早上七点,我蹲在厨房水池边搓洗沾满面粉的围裙,水龙头开得小,怕吵醒隔壁屋还在睡觉的孩子。昨天和面时手滑,面粉撒了半张桌子,女儿趴在桌沿用手指蘸着面粉画小兔子,被我轻轻拍了下手背,她撅着嘴把面粉抹在我鼻尖上,我俩都笑出了眼泪。

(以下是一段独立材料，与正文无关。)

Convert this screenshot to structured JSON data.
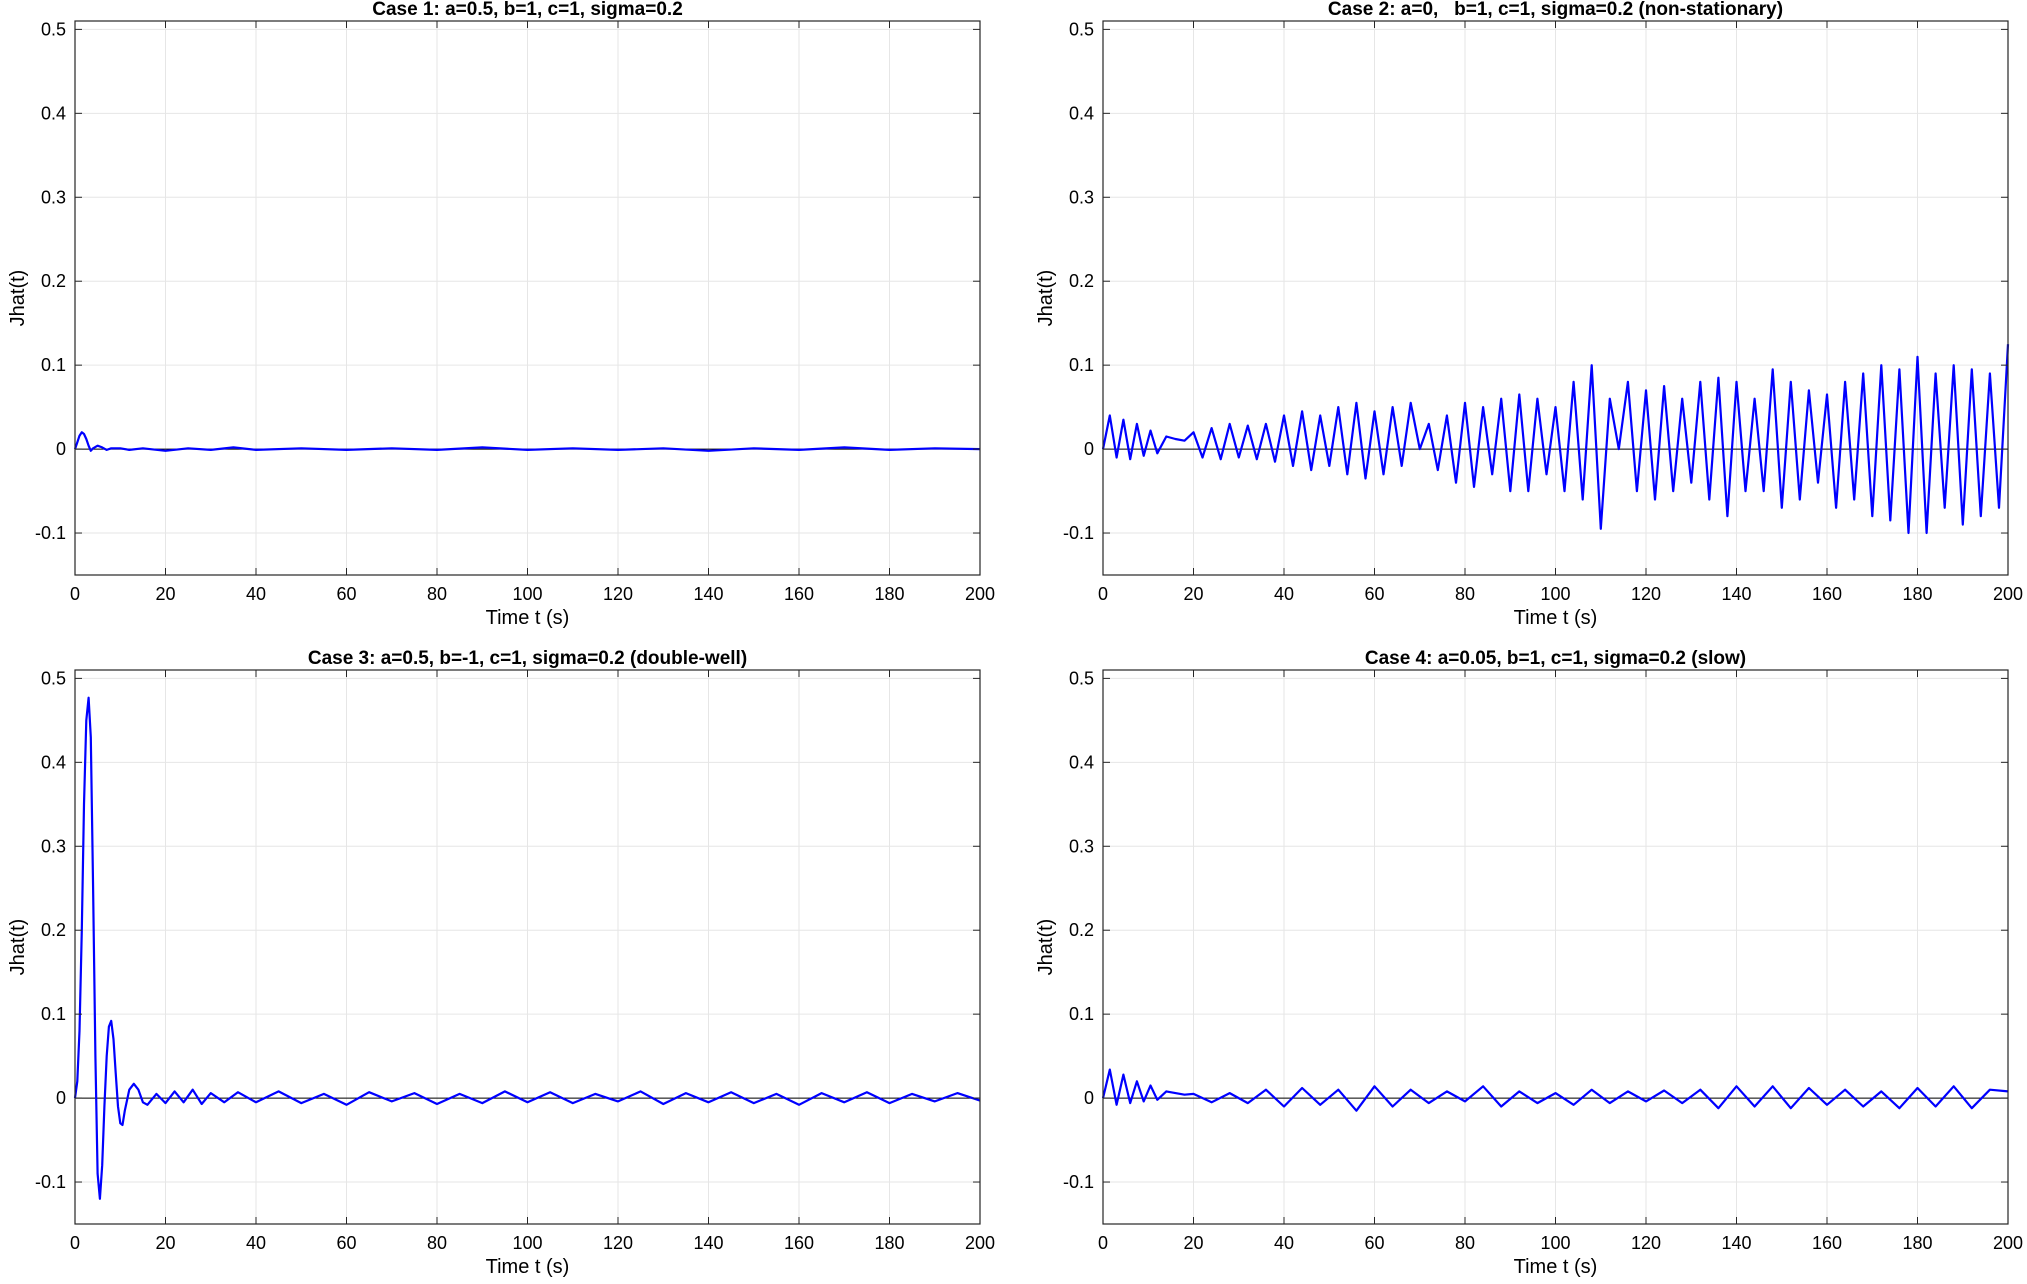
{
  "chart_data": [
    {
      "type": "line",
      "title": "Case 1: a=0.5, b=1, c=1, sigma=0.2",
      "xlabel": "Time t (s)",
      "ylabel": "Jhat(t)",
      "xlim": [
        0,
        200
      ],
      "ylim": [
        -0.15,
        0.51
      ],
      "xticks": [
        0,
        20,
        40,
        60,
        80,
        100,
        120,
        140,
        160,
        180,
        200
      ],
      "yticks": [
        -0.1,
        0,
        0.1,
        0.2,
        0.3,
        0.4,
        0.5
      ],
      "grid": true,
      "series": [
        {
          "color": "#0000ff",
          "x": [
            0,
            0.5,
            1,
            1.5,
            2,
            2.5,
            3,
            3.5,
            4,
            5,
            6,
            7,
            8,
            10,
            12,
            15,
            20,
            25,
            30,
            35,
            40,
            50,
            60,
            70,
            80,
            90,
            100,
            110,
            120,
            130,
            140,
            150,
            160,
            170,
            180,
            190,
            200
          ],
          "y": [
            0,
            0.008,
            0.016,
            0.02,
            0.018,
            0.012,
            0.004,
            -0.002,
            0.001,
            0.004,
            0.002,
            -0.001,
            0.001,
            0.001,
            -0.001,
            0.001,
            -0.002,
            0.001,
            -0.001,
            0.002,
            -0.001,
            0.001,
            -0.001,
            0.001,
            -0.001,
            0.002,
            -0.001,
            0.001,
            -0.001,
            0.001,
            -0.002,
            0.001,
            -0.001,
            0.002,
            -0.001,
            0.001,
            0.0
          ]
        }
      ]
    },
    {
      "type": "line",
      "title": "Case 2: a=0,   b=1, c=1, sigma=0.2 (non-stationary)",
      "xlabel": "Time t (s)",
      "ylabel": "Jhat(t)",
      "xlim": [
        0,
        200
      ],
      "ylim": [
        -0.15,
        0.51
      ],
      "xticks": [
        0,
        20,
        40,
        60,
        80,
        100,
        120,
        140,
        160,
        180,
        200
      ],
      "yticks": [
        -0.1,
        0,
        0.1,
        0.2,
        0.3,
        0.4,
        0.5
      ],
      "grid": true,
      "series": [
        {
          "color": "#0000ff",
          "x": [
            0,
            1.5,
            3,
            4.5,
            6,
            7.5,
            9,
            10.5,
            12,
            14,
            16,
            18,
            20,
            22,
            24,
            26,
            28,
            30,
            32,
            34,
            36,
            38,
            40,
            42,
            44,
            46,
            48,
            50,
            52,
            54,
            56,
            58,
            60,
            62,
            64,
            66,
            68,
            70,
            72,
            74,
            76,
            78,
            80,
            82,
            84,
            86,
            88,
            90,
            92,
            94,
            96,
            98,
            100,
            102,
            104,
            106,
            108,
            110,
            112,
            114,
            116,
            118,
            120,
            122,
            124,
            126,
            128,
            130,
            132,
            134,
            136,
            138,
            140,
            142,
            144,
            146,
            148,
            150,
            152,
            154,
            156,
            158,
            160,
            162,
            164,
            166,
            168,
            170,
            172,
            174,
            176,
            178,
            180,
            182,
            184,
            186,
            188,
            190,
            192,
            194,
            196,
            198,
            200
          ],
          "y": [
            0,
            0.04,
            -0.01,
            0.035,
            -0.012,
            0.03,
            -0.008,
            0.022,
            -0.005,
            0.015,
            0.012,
            0.01,
            0.02,
            -0.01,
            0.025,
            -0.012,
            0.03,
            -0.01,
            0.028,
            -0.012,
            0.03,
            -0.015,
            0.04,
            -0.02,
            0.045,
            -0.025,
            0.04,
            -0.02,
            0.05,
            -0.03,
            0.055,
            -0.035,
            0.045,
            -0.03,
            0.05,
            -0.02,
            0.055,
            0.0,
            0.03,
            -0.025,
            0.04,
            -0.04,
            0.055,
            -0.045,
            0.05,
            -0.03,
            0.06,
            -0.05,
            0.065,
            -0.05,
            0.06,
            -0.03,
            0.05,
            -0.05,
            0.08,
            -0.06,
            0.1,
            -0.095,
            0.06,
            0.0,
            0.08,
            -0.05,
            0.07,
            -0.06,
            0.075,
            -0.05,
            0.06,
            -0.04,
            0.08,
            -0.06,
            0.085,
            -0.08,
            0.08,
            -0.05,
            0.06,
            -0.05,
            0.095,
            -0.07,
            0.08,
            -0.06,
            0.07,
            -0.04,
            0.065,
            -0.07,
            0.08,
            -0.06,
            0.09,
            -0.08,
            0.1,
            -0.085,
            0.095,
            -0.1,
            0.11,
            -0.1,
            0.09,
            -0.07,
            0.1,
            -0.09,
            0.095,
            -0.08,
            0.09,
            -0.07,
            0.125
          ]
        }
      ]
    },
    {
      "type": "line",
      "title": "Case 3: a=0.5, b=-1, c=1, sigma=0.2 (double-well)",
      "xlabel": "Time t (s)",
      "ylabel": "Jhat(t)",
      "xlim": [
        0,
        200
      ],
      "ylim": [
        -0.15,
        0.51
      ],
      "xticks": [
        0,
        20,
        40,
        60,
        80,
        100,
        120,
        140,
        160,
        180,
        200
      ],
      "yticks": [
        -0.1,
        0,
        0.1,
        0.2,
        0.3,
        0.4,
        0.5
      ],
      "grid": true,
      "series": [
        {
          "color": "#0000ff",
          "x": [
            0,
            0.5,
            1,
            1.5,
            2,
            2.5,
            3,
            3.5,
            4,
            4.5,
            5,
            5.5,
            6,
            6.5,
            7,
            7.5,
            8,
            8.5,
            9,
            9.5,
            10,
            10.5,
            11,
            12,
            13,
            14,
            15,
            16,
            18,
            20,
            22,
            24,
            26,
            28,
            30,
            33,
            36,
            40,
            45,
            50,
            55,
            60,
            65,
            70,
            75,
            80,
            85,
            90,
            95,
            100,
            105,
            110,
            115,
            120,
            125,
            130,
            135,
            140,
            145,
            150,
            155,
            160,
            165,
            170,
            175,
            180,
            185,
            190,
            195,
            200
          ],
          "y": [
            0,
            0.02,
            0.08,
            0.2,
            0.35,
            0.45,
            0.477,
            0.43,
            0.25,
            0.05,
            -0.09,
            -0.12,
            -0.08,
            -0.01,
            0.05,
            0.085,
            0.092,
            0.07,
            0.03,
            -0.01,
            -0.03,
            -0.032,
            -0.015,
            0.01,
            0.017,
            0.01,
            -0.005,
            -0.008,
            0.005,
            -0.006,
            0.008,
            -0.005,
            0.01,
            -0.007,
            0.006,
            -0.005,
            0.007,
            -0.005,
            0.008,
            -0.006,
            0.005,
            -0.008,
            0.007,
            -0.004,
            0.006,
            -0.007,
            0.005,
            -0.006,
            0.008,
            -0.005,
            0.007,
            -0.006,
            0.005,
            -0.004,
            0.008,
            -0.007,
            0.006,
            -0.005,
            0.007,
            -0.006,
            0.005,
            -0.008,
            0.006,
            -0.005,
            0.007,
            -0.006,
            0.005,
            -0.004,
            0.006,
            -0.003
          ]
        }
      ]
    },
    {
      "type": "line",
      "title": "Case 4: a=0.05, b=1, c=1, sigma=0.2 (slow)",
      "xlabel": "Time t (s)",
      "ylabel": "Jhat(t)",
      "xlim": [
        0,
        200
      ],
      "ylim": [
        -0.15,
        0.51
      ],
      "xticks": [
        0,
        20,
        40,
        60,
        80,
        100,
        120,
        140,
        160,
        180,
        200
      ],
      "yticks": [
        -0.1,
        0,
        0.1,
        0.2,
        0.3,
        0.4,
        0.5
      ],
      "grid": true,
      "series": [
        {
          "color": "#0000ff",
          "x": [
            0,
            1.5,
            3,
            4.5,
            6,
            7.5,
            9,
            10.5,
            12,
            14,
            16,
            18,
            20,
            24,
            28,
            32,
            36,
            40,
            44,
            48,
            52,
            56,
            60,
            64,
            68,
            72,
            76,
            80,
            84,
            88,
            92,
            96,
            100,
            104,
            108,
            112,
            116,
            120,
            124,
            128,
            132,
            136,
            140,
            144,
            148,
            152,
            156,
            160,
            164,
            168,
            172,
            176,
            180,
            184,
            188,
            192,
            196,
            200
          ],
          "y": [
            0,
            0.034,
            -0.008,
            0.028,
            -0.006,
            0.02,
            -0.004,
            0.015,
            -0.002,
            0.008,
            0.006,
            0.004,
            0.005,
            -0.005,
            0.006,
            -0.006,
            0.01,
            -0.01,
            0.012,
            -0.008,
            0.01,
            -0.015,
            0.014,
            -0.01,
            0.01,
            -0.006,
            0.008,
            -0.004,
            0.014,
            -0.01,
            0.008,
            -0.006,
            0.006,
            -0.008,
            0.01,
            -0.006,
            0.008,
            -0.004,
            0.009,
            -0.006,
            0.01,
            -0.012,
            0.014,
            -0.01,
            0.014,
            -0.012,
            0.012,
            -0.008,
            0.01,
            -0.01,
            0.008,
            -0.012,
            0.012,
            -0.01,
            0.014,
            -0.012,
            0.01,
            0.008
          ]
        }
      ]
    }
  ]
}
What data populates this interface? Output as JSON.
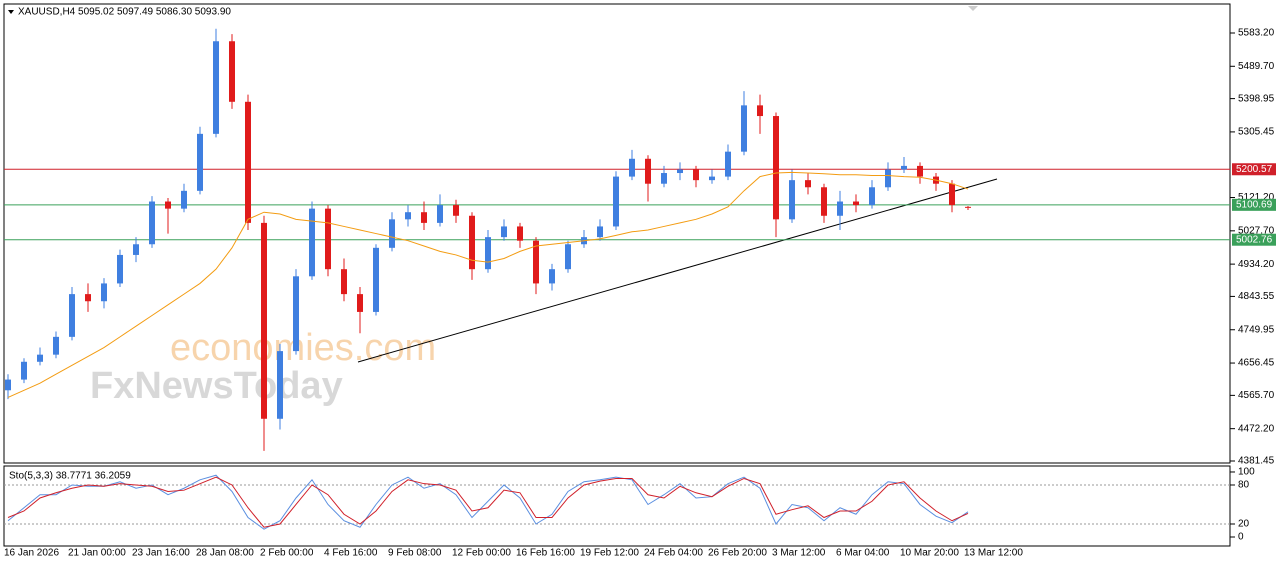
{
  "chart_data": [
    {
      "type": "candlestick",
      "title": "XAUUSD,H4 5095.02 5097.49 5086.30 5093.90",
      "watermark": [
        "economies.com",
        "FxNewsToday"
      ],
      "categories": [
        "16 Jan 2026",
        null,
        null,
        null,
        "21 Jan 00:00",
        null,
        null,
        null,
        "23 Jan 16:00",
        null,
        null,
        null,
        "28 Jan 08:00",
        null,
        null,
        null,
        "2 Feb 00:00",
        null,
        null,
        null,
        "4 Feb 16:00",
        null,
        null,
        null,
        "9 Feb 08:00",
        null,
        null,
        null,
        "12 Feb 00:00",
        null,
        null,
        null,
        "16 Feb 16:00",
        null,
        null,
        null,
        "19 Feb 12:00",
        null,
        null,
        null,
        "24 Feb 04:00",
        null,
        null,
        null,
        "26 Feb 20:00",
        null,
        null,
        null,
        "3 Mar 12:00",
        null,
        null,
        null,
        "6 Mar 04:00",
        null,
        null,
        null,
        "10 Mar 20:00",
        null,
        null,
        null,
        "13 Mar 12:00"
      ],
      "open": [
        4580,
        4610,
        4660,
        4680,
        4730,
        4850,
        4830,
        4880,
        4960,
        4990,
        5110,
        5090,
        5140,
        5300,
        5560,
        5390,
        5050,
        4500,
        4690,
        4900,
        5090,
        4920,
        4850,
        4800,
        4980,
        5060,
        5080,
        5050,
        5100,
        5070,
        4920,
        5010,
        5040,
        5000,
        4880,
        4920,
        4990,
        5010,
        5040,
        5180,
        5230,
        5160,
        5190,
        5200,
        5170,
        5180,
        5250,
        5380,
        5350,
        5060,
        5170,
        5150,
        5070,
        5110,
        5100,
        5150,
        5200,
        5210,
        5180,
        5160,
        5095.02
      ],
      "high": [
        4625,
        4670,
        4700,
        4745,
        4870,
        4880,
        4895,
        4975,
        5010,
        5125,
        5120,
        5160,
        5320,
        5595,
        5580,
        5410,
        5070,
        4710,
        4920,
        5110,
        5100,
        4950,
        4870,
        4990,
        5080,
        5100,
        5110,
        5130,
        5115,
        5080,
        5030,
        5060,
        5050,
        5010,
        4935,
        5000,
        5030,
        5060,
        5195,
        5255,
        5240,
        5210,
        5220,
        5210,
        5200,
        5270,
        5420,
        5410,
        5360,
        5200,
        5190,
        5160,
        5140,
        5130,
        5170,
        5220,
        5235,
        5220,
        5190,
        5170,
        5097.49
      ],
      "low": [
        4555,
        4600,
        4650,
        4670,
        4720,
        4800,
        4810,
        4870,
        4940,
        4980,
        5020,
        5080,
        5130,
        5290,
        5370,
        5030,
        4410,
        4470,
        4680,
        4890,
        4900,
        4830,
        4740,
        4790,
        4970,
        5040,
        5030,
        5040,
        5050,
        4890,
        4910,
        5000,
        4980,
        4850,
        4860,
        4910,
        4980,
        5000,
        5030,
        5170,
        5110,
        5150,
        5170,
        5150,
        5160,
        5170,
        5240,
        5300,
        5010,
        5050,
        5130,
        5050,
        5030,
        5080,
        5090,
        5140,
        5190,
        5160,
        5140,
        5080,
        5086.3
      ],
      "close": [
        4610,
        4660,
        4680,
        4730,
        4850,
        4830,
        4880,
        4960,
        4990,
        5110,
        5090,
        5140,
        5300,
        5560,
        5390,
        5050,
        4500,
        4690,
        4900,
        5090,
        4920,
        4850,
        4800,
        4980,
        5060,
        5080,
        5050,
        5100,
        5070,
        4920,
        5010,
        5040,
        5000,
        4880,
        4920,
        4990,
        5010,
        5040,
        5180,
        5230,
        5160,
        5190,
        5200,
        5170,
        5180,
        5250,
        5380,
        5350,
        5060,
        5170,
        5150,
        5070,
        5110,
        5100,
        5150,
        5200,
        5210,
        5180,
        5160,
        5100,
        5093.9
      ],
      "ma": {
        "color": "#f39c12",
        "values": [
          4560,
          4580,
          4600,
          4625,
          4650,
          4675,
          4700,
          4730,
          4760,
          4790,
          4820,
          4850,
          4880,
          4920,
          4980,
          5060,
          5080,
          5075,
          5060,
          5055,
          5050,
          5040,
          5030,
          5020,
          5010,
          5000,
          4985,
          4970,
          4960,
          4945,
          4940,
          4950,
          4970,
          4985,
          4990,
          4995,
          5000,
          5005,
          5015,
          5025,
          5030,
          5040,
          5050,
          5060,
          5075,
          5095,
          5140,
          5180,
          5190,
          5192,
          5190,
          5188,
          5185,
          5185,
          5183,
          5183,
          5180,
          5178,
          5170,
          5160,
          5145
        ]
      },
      "up_color": "#3f7fe0",
      "down_color": "#e01b1b",
      "levels": [
        {
          "value": 5200.57,
          "color": "#d0202a"
        },
        {
          "value": 5100.69,
          "color": "#3aa05a"
        },
        {
          "value": 5002.76,
          "color": "#3aa05a"
        }
      ],
      "ylim": [
        4375.8,
        5664.6
      ],
      "yticks": [
        {
          "value": 5583.2,
          "label": "5583.20"
        },
        {
          "value": 5489.7,
          "label": "5489.70"
        },
        5398.95,
        5305.45,
        {
          "value": 5121.2,
          "label": "5121.20"
        },
        {
          "value": 5027.7,
          "label": "5027.70"
        },
        {
          "value": 4934.2,
          "label": "4934.20"
        },
        4843.55,
        4749.95,
        4656.45,
        {
          "value": 4565.7,
          "label": "4565.70"
        },
        {
          "value": 4472.2,
          "label": "4472.20"
        },
        4381.45
      ]
    },
    {
      "type": "line",
      "title": "Sto(5,3,3) 38.7771 36.2059",
      "series": [
        {
          "color": "#5b8fe0",
          "values": [
            25,
            45,
            65,
            65,
            80,
            78,
            78,
            85,
            75,
            80,
            65,
            75,
            88,
            95,
            70,
            30,
            12,
            25,
            60,
            88,
            50,
            25,
            15,
            50,
            80,
            92,
            75,
            82,
            65,
            30,
            55,
            80,
            60,
            20,
            35,
            70,
            85,
            88,
            92,
            88,
            50,
            65,
            82,
            60,
            62,
            82,
            92,
            75,
            20,
            50,
            45,
            25,
            45,
            35,
            65,
            85,
            82,
            50,
            32,
            22,
            38.7771
          ]
        },
        {
          "color": "#d0202a",
          "values": [
            30,
            40,
            60,
            68,
            75,
            80,
            78,
            82,
            80,
            78,
            70,
            72,
            82,
            92,
            80,
            45,
            15,
            20,
            50,
            80,
            65,
            35,
            20,
            40,
            70,
            88,
            82,
            80,
            72,
            40,
            45,
            72,
            68,
            30,
            30,
            60,
            80,
            86,
            90,
            90,
            65,
            60,
            78,
            68,
            62,
            78,
            90,
            82,
            35,
            42,
            48,
            30,
            40,
            40,
            55,
            80,
            85,
            60,
            40,
            25,
            36.2059
          ]
        }
      ],
      "levels": [
        80,
        20
      ],
      "ylim": [
        -12.3,
        109.2
      ],
      "yticks": [
        100,
        80,
        20,
        0
      ]
    }
  ]
}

揉面时总想起小时候在奶奶家,她用搪瓷盆装面,盆沿磕着案板“哐当哐当”响。我蹲在小板凳上,看她把温水慢慢倒进面里,手指头搅成白爪子,再揉成光滑的面团。她说“三光”——面光、手光、盆光,才算揉到位。如今我按着她的法子,却总揉不出她那种劲道,可能因为我没她那双布满老茧的手,也没她揉面时哼的秦腔。
女儿醒了,揉着眼睛扒着厨房门框问:“妈妈,面团醒好了吗?”我指指窗台,阳光透过玻璃照在面团上,它鼓鼓的,像在偷偷打哈欠。她蹦过来要帮忙,我给她系上她的小围裙,袖口还沾着昨天画画的颜料。她伸手按面团,留下个小手印,我假装生气,她咯咯笑着用面团把手印填平。
擀面杖是奶奶留下的,枣木的,用久了泛着油光。女儿抢着要擀,我扶着她的手,她的小胳膊没力气,面皮擀得厚一块薄一块。我偷偷把薄的地方叠起来,她没发现,还举着面皮喊:“妈妈看,我擀的月亮!”
包包子时她非要塞葡萄干,说“这是甜包子”。我包了几个正常的肉馅,又按她的要求包了几个“甜月亮”。蒸锅冒热气时,她趴在灶台边数:“一个、两个……妈妈,包子在吐泡泡!”水蒸气糊了她的眼镜,她摘下来擦,鼻尖上沾着面粉,像只小花猫。
包子出锅,她先咬了口“甜月亮”,葡萄干烫得她直吐舌头,却还是举着剩下的半块说:“妈妈吃,甜!”我咬了口肉包,汤汁流到手指上,突然想起奶奶包包子时总说:“热乎的才香,凉了就不是那个味了。”现在我才懂,这“味”不只是汤汁的鲜,还有揉面时的温度,擀皮时的笑声,和塞葡萄干时的小心思。
女儿啃着包子,突然说:“妈妈,明天我们包星星包子好不好?”我点头,她立刻跳下椅子去拿彩笔,说要画张包子设计图。我笑着收拾碗筷,阳光透过窗户照在案板上,面粉还留在指缝里,痒痒的,像奶奶当年揉面时,落在我头上的那缕白发。